Ich will hier einen anderen Komplex mit einbeziehen. Das ist die Strapazierung eines Opfers, wenn es manchmal nicht anders geht, als Zeuge. Das ist schon eine besondere Belastung. Nehmen Sie das jemandem ab, der seit 1979 selber in dem Fall viele Stunden als Anwalt im Gerichtssaal zugebracht hat: Wir haben schon bei unseren Richterinnen und Richtern, bei allen Prozessbeteiligten - wenn ich „alle“ sage, meine ich „in der Regel“ - eine Sensibilität, dass man ein Opfer, das als Zeuge benötigt wird, nicht unnötig quälen soll. Bei jungen Leuten ist ja gelegentlich die Frage des Ausschlusses der Öffentlichkeit mit zu klären. Es ist manchmal auch die Frage zu klären: Kann ich da jemanden freihalten von der Notwendigkeit der Zeugenaussage? - Das geht manchmal nicht ohne alle Prozessbeteiligten; oft ist ja nur noch der Täter einer, der da mitreden kann, wenn er dann auch noch anwaltlich vertreten ist.

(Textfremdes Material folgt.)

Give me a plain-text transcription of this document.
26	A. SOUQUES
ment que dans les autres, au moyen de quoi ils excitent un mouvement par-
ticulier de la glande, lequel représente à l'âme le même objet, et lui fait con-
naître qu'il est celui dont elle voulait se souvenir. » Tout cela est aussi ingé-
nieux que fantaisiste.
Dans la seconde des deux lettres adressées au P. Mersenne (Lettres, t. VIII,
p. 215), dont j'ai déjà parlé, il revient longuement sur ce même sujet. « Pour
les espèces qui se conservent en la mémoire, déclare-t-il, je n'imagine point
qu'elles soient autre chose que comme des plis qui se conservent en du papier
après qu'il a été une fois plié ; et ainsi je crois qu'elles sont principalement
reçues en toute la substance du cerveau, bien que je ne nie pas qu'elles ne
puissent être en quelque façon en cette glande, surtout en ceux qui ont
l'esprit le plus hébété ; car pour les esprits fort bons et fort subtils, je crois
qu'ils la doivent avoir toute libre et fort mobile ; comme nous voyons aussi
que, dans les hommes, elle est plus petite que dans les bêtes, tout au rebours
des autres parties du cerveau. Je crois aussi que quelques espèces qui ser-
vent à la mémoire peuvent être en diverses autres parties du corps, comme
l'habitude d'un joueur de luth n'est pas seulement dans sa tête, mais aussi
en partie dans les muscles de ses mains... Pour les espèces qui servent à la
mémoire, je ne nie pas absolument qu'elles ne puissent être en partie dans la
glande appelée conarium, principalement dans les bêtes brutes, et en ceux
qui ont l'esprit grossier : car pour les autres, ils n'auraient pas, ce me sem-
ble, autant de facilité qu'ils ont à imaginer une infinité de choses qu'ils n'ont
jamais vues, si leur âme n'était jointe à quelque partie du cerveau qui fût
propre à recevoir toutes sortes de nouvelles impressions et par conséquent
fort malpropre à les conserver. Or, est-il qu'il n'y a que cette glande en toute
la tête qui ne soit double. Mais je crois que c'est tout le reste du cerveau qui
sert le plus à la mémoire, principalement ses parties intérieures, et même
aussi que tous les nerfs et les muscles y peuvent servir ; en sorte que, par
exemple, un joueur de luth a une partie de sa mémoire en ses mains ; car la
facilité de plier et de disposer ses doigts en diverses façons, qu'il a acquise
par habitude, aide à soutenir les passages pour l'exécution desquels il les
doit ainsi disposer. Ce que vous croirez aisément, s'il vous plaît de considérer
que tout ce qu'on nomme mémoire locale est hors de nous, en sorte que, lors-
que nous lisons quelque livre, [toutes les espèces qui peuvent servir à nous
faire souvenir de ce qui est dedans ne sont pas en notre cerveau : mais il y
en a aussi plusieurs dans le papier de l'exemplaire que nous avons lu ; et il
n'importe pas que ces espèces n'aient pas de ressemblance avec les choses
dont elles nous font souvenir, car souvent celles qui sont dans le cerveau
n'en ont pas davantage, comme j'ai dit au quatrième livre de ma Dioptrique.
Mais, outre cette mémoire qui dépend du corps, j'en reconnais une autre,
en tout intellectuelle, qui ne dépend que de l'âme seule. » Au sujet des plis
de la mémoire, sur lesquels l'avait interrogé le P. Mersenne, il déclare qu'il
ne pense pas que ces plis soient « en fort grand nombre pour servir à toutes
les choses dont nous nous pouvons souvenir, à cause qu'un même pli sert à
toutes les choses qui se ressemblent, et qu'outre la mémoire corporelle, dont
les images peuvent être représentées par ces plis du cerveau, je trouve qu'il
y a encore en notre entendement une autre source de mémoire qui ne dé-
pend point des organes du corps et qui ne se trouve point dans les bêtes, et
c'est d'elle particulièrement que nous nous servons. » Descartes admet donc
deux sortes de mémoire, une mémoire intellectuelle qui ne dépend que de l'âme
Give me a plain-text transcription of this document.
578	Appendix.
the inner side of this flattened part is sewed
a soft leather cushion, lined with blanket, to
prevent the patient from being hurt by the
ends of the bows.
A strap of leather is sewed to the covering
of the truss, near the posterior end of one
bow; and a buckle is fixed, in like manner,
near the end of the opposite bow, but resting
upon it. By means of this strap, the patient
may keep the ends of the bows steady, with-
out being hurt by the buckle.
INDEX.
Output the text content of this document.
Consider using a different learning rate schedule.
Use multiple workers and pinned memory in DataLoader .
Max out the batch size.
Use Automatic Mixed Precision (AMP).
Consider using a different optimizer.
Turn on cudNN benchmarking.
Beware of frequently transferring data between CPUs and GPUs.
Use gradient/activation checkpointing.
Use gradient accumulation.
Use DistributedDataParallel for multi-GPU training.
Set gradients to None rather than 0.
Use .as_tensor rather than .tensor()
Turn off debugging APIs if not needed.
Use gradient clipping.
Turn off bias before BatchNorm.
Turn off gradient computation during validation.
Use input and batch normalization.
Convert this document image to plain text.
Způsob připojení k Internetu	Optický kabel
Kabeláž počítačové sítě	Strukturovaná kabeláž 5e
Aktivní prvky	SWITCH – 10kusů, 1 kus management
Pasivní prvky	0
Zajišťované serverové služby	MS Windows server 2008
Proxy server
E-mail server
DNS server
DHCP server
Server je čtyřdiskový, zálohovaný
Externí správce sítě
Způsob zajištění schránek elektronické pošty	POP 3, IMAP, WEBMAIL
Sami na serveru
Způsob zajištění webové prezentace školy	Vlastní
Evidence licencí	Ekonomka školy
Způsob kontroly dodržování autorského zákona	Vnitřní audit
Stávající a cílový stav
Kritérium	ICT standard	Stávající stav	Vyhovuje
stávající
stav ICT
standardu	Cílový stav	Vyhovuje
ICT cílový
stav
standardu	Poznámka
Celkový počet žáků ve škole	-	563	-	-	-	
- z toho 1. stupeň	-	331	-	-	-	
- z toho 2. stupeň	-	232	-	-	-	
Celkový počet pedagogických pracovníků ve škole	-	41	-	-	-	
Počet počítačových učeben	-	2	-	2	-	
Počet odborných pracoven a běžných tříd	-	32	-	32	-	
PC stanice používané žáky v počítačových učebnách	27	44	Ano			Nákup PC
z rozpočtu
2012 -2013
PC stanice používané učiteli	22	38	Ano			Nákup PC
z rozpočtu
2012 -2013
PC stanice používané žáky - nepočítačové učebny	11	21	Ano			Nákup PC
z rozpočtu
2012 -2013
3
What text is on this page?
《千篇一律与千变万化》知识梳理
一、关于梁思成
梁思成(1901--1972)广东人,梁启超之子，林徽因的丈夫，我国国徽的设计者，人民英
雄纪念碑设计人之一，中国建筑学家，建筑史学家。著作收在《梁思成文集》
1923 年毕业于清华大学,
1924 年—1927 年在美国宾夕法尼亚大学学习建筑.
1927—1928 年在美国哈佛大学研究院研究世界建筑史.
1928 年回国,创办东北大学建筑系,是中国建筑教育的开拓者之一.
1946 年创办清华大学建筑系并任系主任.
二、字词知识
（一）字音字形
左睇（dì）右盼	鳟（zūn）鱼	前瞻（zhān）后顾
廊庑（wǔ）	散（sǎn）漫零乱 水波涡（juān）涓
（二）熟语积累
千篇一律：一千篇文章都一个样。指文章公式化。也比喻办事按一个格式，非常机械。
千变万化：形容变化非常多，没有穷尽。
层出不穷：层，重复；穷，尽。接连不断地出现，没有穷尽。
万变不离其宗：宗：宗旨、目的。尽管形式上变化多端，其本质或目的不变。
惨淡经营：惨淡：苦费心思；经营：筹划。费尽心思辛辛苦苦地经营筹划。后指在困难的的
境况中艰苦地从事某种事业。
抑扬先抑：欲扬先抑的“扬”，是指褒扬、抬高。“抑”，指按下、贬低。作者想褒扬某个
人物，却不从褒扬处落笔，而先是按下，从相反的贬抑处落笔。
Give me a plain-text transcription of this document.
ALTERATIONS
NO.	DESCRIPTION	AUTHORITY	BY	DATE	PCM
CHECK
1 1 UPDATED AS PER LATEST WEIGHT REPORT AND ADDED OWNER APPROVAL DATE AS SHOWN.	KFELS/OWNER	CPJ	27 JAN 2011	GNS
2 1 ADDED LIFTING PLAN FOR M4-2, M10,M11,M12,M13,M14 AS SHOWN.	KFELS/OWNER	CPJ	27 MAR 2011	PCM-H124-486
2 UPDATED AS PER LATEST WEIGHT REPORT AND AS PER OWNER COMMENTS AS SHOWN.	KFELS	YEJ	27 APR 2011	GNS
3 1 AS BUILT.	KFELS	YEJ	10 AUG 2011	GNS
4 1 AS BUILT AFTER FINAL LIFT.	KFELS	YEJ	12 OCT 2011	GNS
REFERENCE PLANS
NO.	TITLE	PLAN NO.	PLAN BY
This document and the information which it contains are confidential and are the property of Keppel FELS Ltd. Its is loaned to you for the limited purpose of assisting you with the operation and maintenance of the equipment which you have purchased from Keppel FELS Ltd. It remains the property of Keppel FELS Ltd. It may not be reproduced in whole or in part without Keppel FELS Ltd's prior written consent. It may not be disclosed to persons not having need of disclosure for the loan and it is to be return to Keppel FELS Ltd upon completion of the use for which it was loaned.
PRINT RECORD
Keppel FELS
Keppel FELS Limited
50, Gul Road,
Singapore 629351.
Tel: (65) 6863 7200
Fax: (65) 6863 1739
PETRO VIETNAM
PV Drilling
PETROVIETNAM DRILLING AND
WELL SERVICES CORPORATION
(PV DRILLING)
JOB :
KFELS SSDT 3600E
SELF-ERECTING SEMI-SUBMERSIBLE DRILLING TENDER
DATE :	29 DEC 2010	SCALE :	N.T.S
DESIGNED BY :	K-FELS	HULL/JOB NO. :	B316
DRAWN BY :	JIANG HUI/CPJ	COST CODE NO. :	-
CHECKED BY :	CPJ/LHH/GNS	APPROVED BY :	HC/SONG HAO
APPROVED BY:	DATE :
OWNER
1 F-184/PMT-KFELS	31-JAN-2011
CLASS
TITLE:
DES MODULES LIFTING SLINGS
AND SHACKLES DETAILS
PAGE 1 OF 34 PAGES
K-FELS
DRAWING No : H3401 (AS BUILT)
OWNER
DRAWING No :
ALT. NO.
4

Hier will ich mal darauf hinweisen, dass man das nach Möglichkeit vermeiden muss. Nehmen wir einmal die Situation der Vergewaltigung eines jungen Mädchens, das ein Jahr später das Ganze noch mal schildern soll, weil der Täter nicht geständig ist oder wie auch immer. Das ist schwierig genug. Aber da muss man mit der notwendigen Sensibilität aller entsprechend vorgehen.
Übrigens: Sie wissen, dass ich zum Teil zum Deal ein etwas differenziertes Verhältnis gehabt habe. Aber wenn ein Nebenprodukt des Deals ist, dass bei einem Geständnis des Täters darauf verzichtet werden kann, das Opfer sozusagen als Zeuge
Aber es gibt ein paar andere Dinge, die natürlich auch geklärt sein müssen. Vieles ist ja nun im Gesetz geregelt. Aber bestimmte Notwendigkeiten sind halt da. Das Drumherum wird durchaus durch die Opferhilfe begleitet, und ich habe viele positive Beispiele vernommen, bei denen das, soweit es eben ging, auch wirklich vernünftig gemacht worden ist.
Frau Präsidentin! Herr Minister, ich frage die Landesregierung: Ist Ihnen bekannt, ob es im Bundesgebiet, in anderen Bundesländern ähnliche Einrichtungen nach dem Vorbild des Landes Niedersachsen für Opferhilfe gibt?